Au sein de son Ministère de tutelle, elle n’a pas non plus disposé de tous les leviers pour jouer pleinement sa partition dans la politique de Protection sociale des groupes vulnérables: budget insuffisant (moins de 1% du budget du Ministère), confinement à la routine, prolifération d’intervenants sociaux incontrôlés (ONG, RSE, Collectivités territoriales, etc), services déconcentrés négligés, désertion de cadres ostracisésetc. 

L’Action sociale, malgré les efforts des agents est toujours canalisée dans des actions routinières moins novatrices. Les deux principaux objectifs d’autonomisation des groupes vulnérables et d’assistance médicale aux indigentsnous ont semblé très réducteurs par rapport à l’ampleur des besoins. 

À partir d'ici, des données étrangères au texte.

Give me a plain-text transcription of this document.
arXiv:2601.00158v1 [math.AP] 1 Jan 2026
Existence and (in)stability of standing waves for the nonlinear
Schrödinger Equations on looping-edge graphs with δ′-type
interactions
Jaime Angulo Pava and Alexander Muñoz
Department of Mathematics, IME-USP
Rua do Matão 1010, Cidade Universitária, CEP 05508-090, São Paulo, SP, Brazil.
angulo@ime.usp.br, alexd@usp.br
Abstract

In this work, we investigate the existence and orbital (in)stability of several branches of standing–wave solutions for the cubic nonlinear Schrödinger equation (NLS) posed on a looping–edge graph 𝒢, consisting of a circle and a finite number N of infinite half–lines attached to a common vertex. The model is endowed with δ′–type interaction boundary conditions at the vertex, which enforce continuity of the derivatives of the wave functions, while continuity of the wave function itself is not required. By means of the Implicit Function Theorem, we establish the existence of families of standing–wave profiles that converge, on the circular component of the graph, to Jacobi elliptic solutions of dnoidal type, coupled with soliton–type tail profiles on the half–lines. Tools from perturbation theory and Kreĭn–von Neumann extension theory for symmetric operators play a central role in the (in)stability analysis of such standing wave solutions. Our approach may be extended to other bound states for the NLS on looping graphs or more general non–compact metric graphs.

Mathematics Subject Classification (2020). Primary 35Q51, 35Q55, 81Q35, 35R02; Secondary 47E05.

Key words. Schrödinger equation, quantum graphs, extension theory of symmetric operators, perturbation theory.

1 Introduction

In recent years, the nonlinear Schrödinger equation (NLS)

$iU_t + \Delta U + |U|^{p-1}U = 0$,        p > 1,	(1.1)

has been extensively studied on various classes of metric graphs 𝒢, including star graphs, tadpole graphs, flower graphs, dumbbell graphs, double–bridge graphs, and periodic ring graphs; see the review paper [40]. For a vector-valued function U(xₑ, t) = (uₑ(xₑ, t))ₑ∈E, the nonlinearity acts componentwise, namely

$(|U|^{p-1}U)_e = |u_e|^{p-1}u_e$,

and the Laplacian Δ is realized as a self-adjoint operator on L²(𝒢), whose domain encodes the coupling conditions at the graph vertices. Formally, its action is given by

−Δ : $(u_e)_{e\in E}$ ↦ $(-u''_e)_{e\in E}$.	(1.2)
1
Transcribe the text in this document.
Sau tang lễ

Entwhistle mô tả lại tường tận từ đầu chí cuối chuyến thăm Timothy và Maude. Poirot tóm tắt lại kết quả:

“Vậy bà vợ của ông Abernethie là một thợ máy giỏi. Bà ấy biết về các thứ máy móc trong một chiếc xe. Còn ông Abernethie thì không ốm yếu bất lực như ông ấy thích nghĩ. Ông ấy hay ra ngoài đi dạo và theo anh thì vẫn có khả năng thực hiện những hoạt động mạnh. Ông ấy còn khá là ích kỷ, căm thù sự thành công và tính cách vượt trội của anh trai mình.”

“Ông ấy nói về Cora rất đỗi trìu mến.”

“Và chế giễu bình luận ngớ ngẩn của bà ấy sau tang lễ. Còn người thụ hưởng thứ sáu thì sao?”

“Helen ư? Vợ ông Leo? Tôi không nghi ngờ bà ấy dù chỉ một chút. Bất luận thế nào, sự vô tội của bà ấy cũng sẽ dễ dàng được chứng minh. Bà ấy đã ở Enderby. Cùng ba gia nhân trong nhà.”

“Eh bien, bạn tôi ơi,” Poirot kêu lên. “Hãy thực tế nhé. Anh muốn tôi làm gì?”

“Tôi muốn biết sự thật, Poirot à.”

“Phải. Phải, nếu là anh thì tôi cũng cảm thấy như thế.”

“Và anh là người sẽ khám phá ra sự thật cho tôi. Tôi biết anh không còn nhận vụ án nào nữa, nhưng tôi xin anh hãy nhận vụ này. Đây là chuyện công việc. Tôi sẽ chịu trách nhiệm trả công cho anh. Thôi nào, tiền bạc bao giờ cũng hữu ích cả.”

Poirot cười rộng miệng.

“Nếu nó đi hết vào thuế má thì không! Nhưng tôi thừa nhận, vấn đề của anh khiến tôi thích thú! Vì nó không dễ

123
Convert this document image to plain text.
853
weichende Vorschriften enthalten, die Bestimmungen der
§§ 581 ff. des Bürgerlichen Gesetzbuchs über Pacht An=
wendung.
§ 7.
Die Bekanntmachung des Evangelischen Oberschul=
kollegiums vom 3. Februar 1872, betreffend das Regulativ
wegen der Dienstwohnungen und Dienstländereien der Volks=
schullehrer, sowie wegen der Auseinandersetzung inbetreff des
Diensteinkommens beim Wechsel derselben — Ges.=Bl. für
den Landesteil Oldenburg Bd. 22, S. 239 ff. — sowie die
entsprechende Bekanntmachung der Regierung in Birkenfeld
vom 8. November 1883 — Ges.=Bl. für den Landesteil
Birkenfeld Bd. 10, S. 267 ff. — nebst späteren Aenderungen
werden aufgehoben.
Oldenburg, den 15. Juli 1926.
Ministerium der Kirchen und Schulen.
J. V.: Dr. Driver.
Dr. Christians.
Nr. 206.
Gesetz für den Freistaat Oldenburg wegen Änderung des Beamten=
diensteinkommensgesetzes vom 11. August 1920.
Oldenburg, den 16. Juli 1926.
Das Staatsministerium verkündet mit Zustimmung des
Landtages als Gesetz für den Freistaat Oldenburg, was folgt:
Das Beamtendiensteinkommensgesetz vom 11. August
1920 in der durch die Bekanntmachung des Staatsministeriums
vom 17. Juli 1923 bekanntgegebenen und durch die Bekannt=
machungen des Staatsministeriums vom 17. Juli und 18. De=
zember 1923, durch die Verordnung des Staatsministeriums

La carte d’égalité comme instrument de lutte contre les inégalités et l’iniquité ne sert pas grand-chose dans l’accès gratuits aux services sociaux de base. Idem pour les subventions sans suivi et sans évaluation d’impact. 

Quant à l’assistance médicale, la faiblesse des fonds de garantie alloués pose un problème d’équité territoriale et sociale. Les possibilités de couverture territoriale et de ciblage des indigents bénéficiaires de soins de santé sont réduites. Les ressources s’épuisent généralement au courant du troisième trimestre de l’année. Or, selon le principe de justice distributive, la répartition des dépenses publiques de santé en faveur des plus pauvres doit être équitable. Elle justifie du reste la création au sein de la DGAS d’une Direction de l’Action médico-sociale. Si l’accès aux soins ou aux structures de soins doit être donné à ceux qui sont défavorisés en termes de revenus ou d’état de santé, l’allocation de ressources pour une meilleure couverture, selon le principe de justice distributive doit être une priorité dans les arbitrages budgétaires. Elle améliore le panier de services de soins, le ciblage des bénéficiaires et booste les indicateurs.

​Aujourd’hui, une nouvelle aire doit s’ouvrir à l’Action sociale. Il s’agit de sortir du confinement pour asseoir des programmes plus soutenus axés sur les besoins réels des groupes cibles et en conformité avec les politiques publiques.

En effet, les groupes cibles ont des besoins qui évoluent en fonction des mutations sociales. La démographie galopante, la rareté des ressources, les changements climatiques (causes des catastrophes naturelles), les technologies nouvelles sont autant de sources de vulnérabilité qui appellent à une réadaptation des politiques publiques en direction des couches sociales vulnérables. Les défis doivent tendre vers :

-plus d’accès des couches vulnérables à la santé, à l’éducation, à la formation professionnelle et à l’emploi ;

-Un meilleur accompagnement psychosocial et la protection de groupes vulnérables y compris les victimes de catastrophes;

-une promotion de la santé et la prévention des risquesplus soutenue.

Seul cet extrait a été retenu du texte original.